For the purposes of our ongoing
conversations about church polity – and Disciples polity as almost as flat as
anything Tony Jones can envision – can we conceive of our regional and general
leaders being called to a teaching office?
Years ago, Michael Kinnamon was
nominated as General Minister and President of the Christian Church (Disciples
of Christ). He was and is a
teacher. He has held administrative
posts (General Secretary of the National Council of Churches for
instance). Had he received the necessary
two-thirds vote, would we have accorded him this role? Would we have expected him to interpret the
faith in an official capacity?
I want to start a conversation among
those of us who participate in Free Church communions about this teaching
role. When we choose leaders for Regions
and National Churches do we look for administrative abilities or teaching
abilities? To provide us with some fodder
for discussion I want to provide a quotation from an 18th century
pastoral care manual. The author is
Gilbert Burnet, then the Bishop of Salisbury in England. He had
written this manual, which I edited a number of years ago, for the clergy of
his diocese. In this manual he writes concerning
the bishop’s role:
We have the several branches of our function, both as to preaching and governing, very solemnly laid upon us. And both in this office, as well as in all the other offices that I have seen, it appears, that the constant sense of all churches in all ages has been, that preaching was the bishop’s great duty, and that he ought to lay himself out in it most particularly. [Gilbert Burnet’s Discourse of the Pastoral Care, edited by Robert D. Cornwall, (Lewiston, NY: Edwin Mellen Press, 1997), p. 141].
Yes, when we gather at General
Assemblies the General Minister preaches (often it is more a report on the state of the church and not a teaching moment), but do we expect the same of our
Regional Ministers? Do we expect them to
not only visit and assist, but bring a word from God to the congregations,
teaching the churches the things of God? For Burnet, it was assumed that a primary vocation was to study the Scriptures and bring interpretation of them -- do theological work for and with the churches. Is that our assumption?
Comments
Anyhow, this was a robust model for us from about 1830 to 1950, so it's no surprise that sociologically, it's still strong even if relabeled. We don't have a healthy sense of a teaching office tied to that role, since their task is more one of exhortation (in our history, that is) than of instruction or even of counsel.
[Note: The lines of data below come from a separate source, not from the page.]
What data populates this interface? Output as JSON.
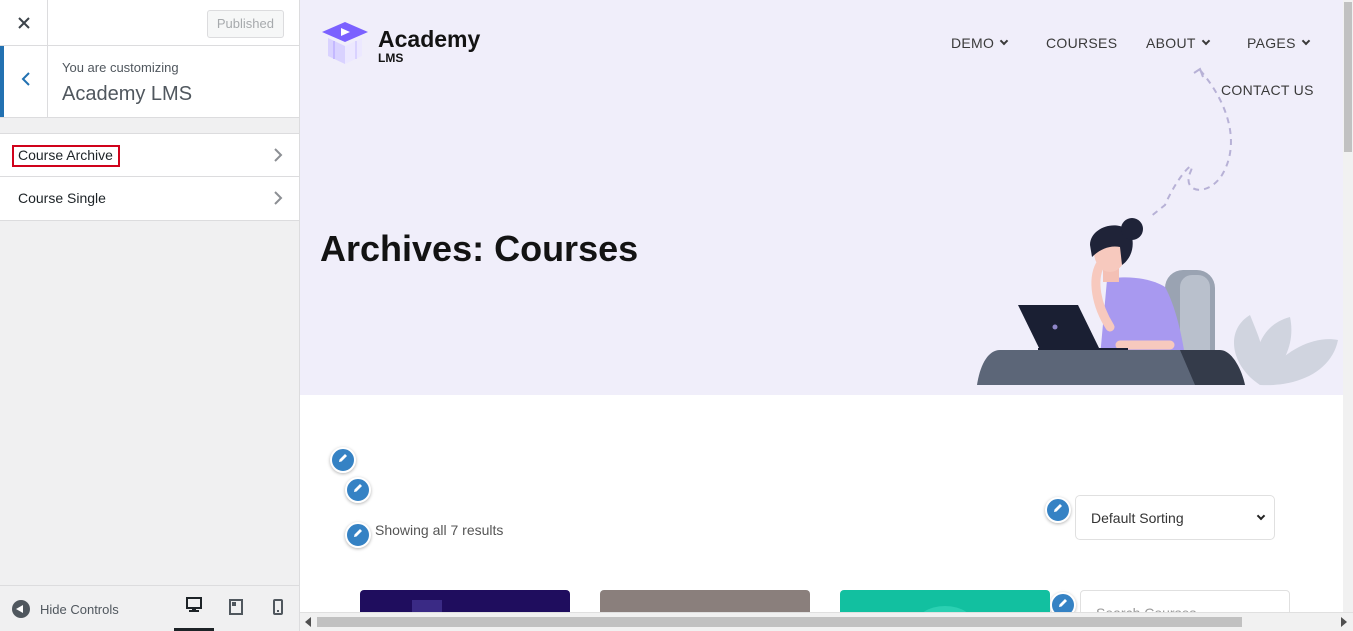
{
  "sidebar": {
    "close_icon": "close-icon",
    "publish_label": "Published",
    "customizing_label": "You are customizing",
    "site_title": "Academy LMS",
    "sections": [
      {
        "label": "Course Archive"
      },
      {
        "label": "Course Single"
      }
    ],
    "footer": {
      "hide_controls_label": "Hide Controls",
      "devices": [
        "desktop-icon",
        "tablet-icon",
        "mobile-icon"
      ]
    }
  },
  "preview": {
    "logo": {
      "main": "Academy",
      "sub": "LMS"
    },
    "nav": {
      "demo": "DEMO",
      "courses": "COURSES",
      "about": "ABOUT",
      "pages": "PAGES",
      "contact": "CONTACT US"
    },
    "page_title": "Archives: Courses",
    "result_count": "Showing all 7 results",
    "sorting": {
      "selected": "Default Sorting"
    },
    "search_placeholder": "Search Courses"
  },
  "colors": {
    "accent": "#2271b1",
    "hero_bg": "#f0eefa",
    "highlight_border": "#d0021b",
    "edit_pencil": "#3582c4"
  }
}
And it's still the case that if you want to get a congregation to listen to you as a regional staffer, the best case scenario is that you come, preach their socks off, then meet with whatever the concern or committee is after lunch -- because that's what we're subtly conditioned to respect. Teaching can be threaded back through that paradigm . . . but I'm going over all this history because my own sense is that, despite what folks like Ron Allen & Clark Williamson tried to do in the 80's & Michael Kinnamon in the 90's and after, the model of "the teaching minister" let alone the teaching bishop is still an "ex nihilo" experience for many life-long Disciples & congregations led by them.
As a pastor with a Ph.D. who was a college/seminary professor before coming to the pulpit full time, it is the teaching ministry that is closest to my heart, but many congregations find it difficult to invest that in a pastor. Unfortuantely pastor as therapist is more popular than pastor as authoritative teacher.